Ribosomal incorporation of backbone modified amino acids via an editing-deficient aminoacyl-tRNA synthetase.

The ability to incorporate non-canonical amino acids (ncAA) using translation offers researchers the ability to extend the functionality of proteins and peptides for many applications including synthetic biology, biophysical and structural studies, and discovery of novel ligands. Here we describe the high promiscuity of an editing-deficient valine-tRNA synthetase (ValRS T222P). Using this enzyme, we demonstrate ribosomal translation of 11 ncAAs including those with novel side chains, α,α-disubstitutions, and cyclic ß-amino acids.

Hyaluronic Acid Grafted Nanoparticles of a Platinum(II)-Silicon(IV) Phthalocyanine Conjugate for Tumor and Mitochondria-Targeted Photodynamic Therapy in Red Light.

Herein, we report novel hyaluronic acid formulated nanoparticles containing a platinum(II) conjugated silicon(IV) phthalocyanine (SiPc-Pt-HA) for tumor targeted red light photodynamic therapy and chemotherapy.
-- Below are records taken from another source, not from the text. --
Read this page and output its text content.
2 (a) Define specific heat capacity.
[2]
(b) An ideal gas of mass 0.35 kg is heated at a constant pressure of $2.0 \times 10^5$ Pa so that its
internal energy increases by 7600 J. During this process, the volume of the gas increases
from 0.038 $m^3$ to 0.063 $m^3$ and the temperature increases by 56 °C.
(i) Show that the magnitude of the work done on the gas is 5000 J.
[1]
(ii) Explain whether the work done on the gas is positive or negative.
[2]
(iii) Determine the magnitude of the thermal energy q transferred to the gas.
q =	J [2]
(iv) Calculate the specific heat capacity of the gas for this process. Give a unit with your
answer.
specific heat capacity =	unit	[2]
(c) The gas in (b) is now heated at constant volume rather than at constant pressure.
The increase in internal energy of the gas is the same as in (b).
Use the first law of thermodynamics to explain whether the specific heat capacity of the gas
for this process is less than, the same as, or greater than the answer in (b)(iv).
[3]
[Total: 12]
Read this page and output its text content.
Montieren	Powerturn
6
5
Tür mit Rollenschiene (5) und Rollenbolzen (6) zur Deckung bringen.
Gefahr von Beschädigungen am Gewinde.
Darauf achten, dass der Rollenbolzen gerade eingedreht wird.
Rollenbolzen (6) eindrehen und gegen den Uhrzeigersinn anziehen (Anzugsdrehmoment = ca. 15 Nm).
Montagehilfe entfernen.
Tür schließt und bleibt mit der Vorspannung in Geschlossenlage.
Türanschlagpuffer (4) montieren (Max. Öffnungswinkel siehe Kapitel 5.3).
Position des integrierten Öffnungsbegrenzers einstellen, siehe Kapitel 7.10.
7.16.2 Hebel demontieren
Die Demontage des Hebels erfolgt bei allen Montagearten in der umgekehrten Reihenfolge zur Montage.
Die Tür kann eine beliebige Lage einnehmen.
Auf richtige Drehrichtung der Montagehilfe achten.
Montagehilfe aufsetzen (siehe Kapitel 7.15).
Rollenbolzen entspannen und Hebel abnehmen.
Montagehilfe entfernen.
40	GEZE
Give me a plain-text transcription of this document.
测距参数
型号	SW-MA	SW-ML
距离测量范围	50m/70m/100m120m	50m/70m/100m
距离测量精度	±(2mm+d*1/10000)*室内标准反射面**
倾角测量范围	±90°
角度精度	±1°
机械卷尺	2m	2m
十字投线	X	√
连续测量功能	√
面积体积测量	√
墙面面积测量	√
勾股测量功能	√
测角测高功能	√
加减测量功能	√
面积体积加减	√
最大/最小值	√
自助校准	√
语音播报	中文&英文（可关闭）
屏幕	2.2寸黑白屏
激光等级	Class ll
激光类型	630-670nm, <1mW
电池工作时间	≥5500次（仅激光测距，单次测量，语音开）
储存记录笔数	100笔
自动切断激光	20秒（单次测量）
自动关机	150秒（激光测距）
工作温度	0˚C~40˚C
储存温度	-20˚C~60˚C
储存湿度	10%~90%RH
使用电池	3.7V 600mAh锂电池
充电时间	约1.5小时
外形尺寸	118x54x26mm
The SiPc-Pt-HA conjugate showed specific uptake, photo-enhanced cytotoxicity (~1500 fold) and mitochondrial accumulation in breast cancer over normal cells.

Calcein represses human papillomavirus 16 E1-E2 mediated DNA replication via blocking their binding to the viral origin of replication.

Human papillomaviruses are causative agents in several human diseases ranging from genital warts to ano-genital and oropharyngeal cancers. Currently only symptoms of HPV induced disease are treated; there are no antivirals available that directly target the viral life cycle. Previously, we determined that the cellular protein TopBP1 interacts with the HPV16 replication/transcription factor E2. This E2-TopBP1 interaction is essential for optimal E1-E2 DNA replication and for the viral life cycle. The drug calcein disrupts the interaction of TopBP1 with itself and other host proteins to promote cell death. Here we demonstrate that calcein blocks HPV16 E1-E2 DNA replication via blocking the viral replication complex forming at the origin of replication. This occurs at non-toxic levels of calcein and demonstrates specificity as it does not block the ability of E2 to regulate transcription. We propose that calcein or derivatives could be developed as an anti-HPV therapeutic.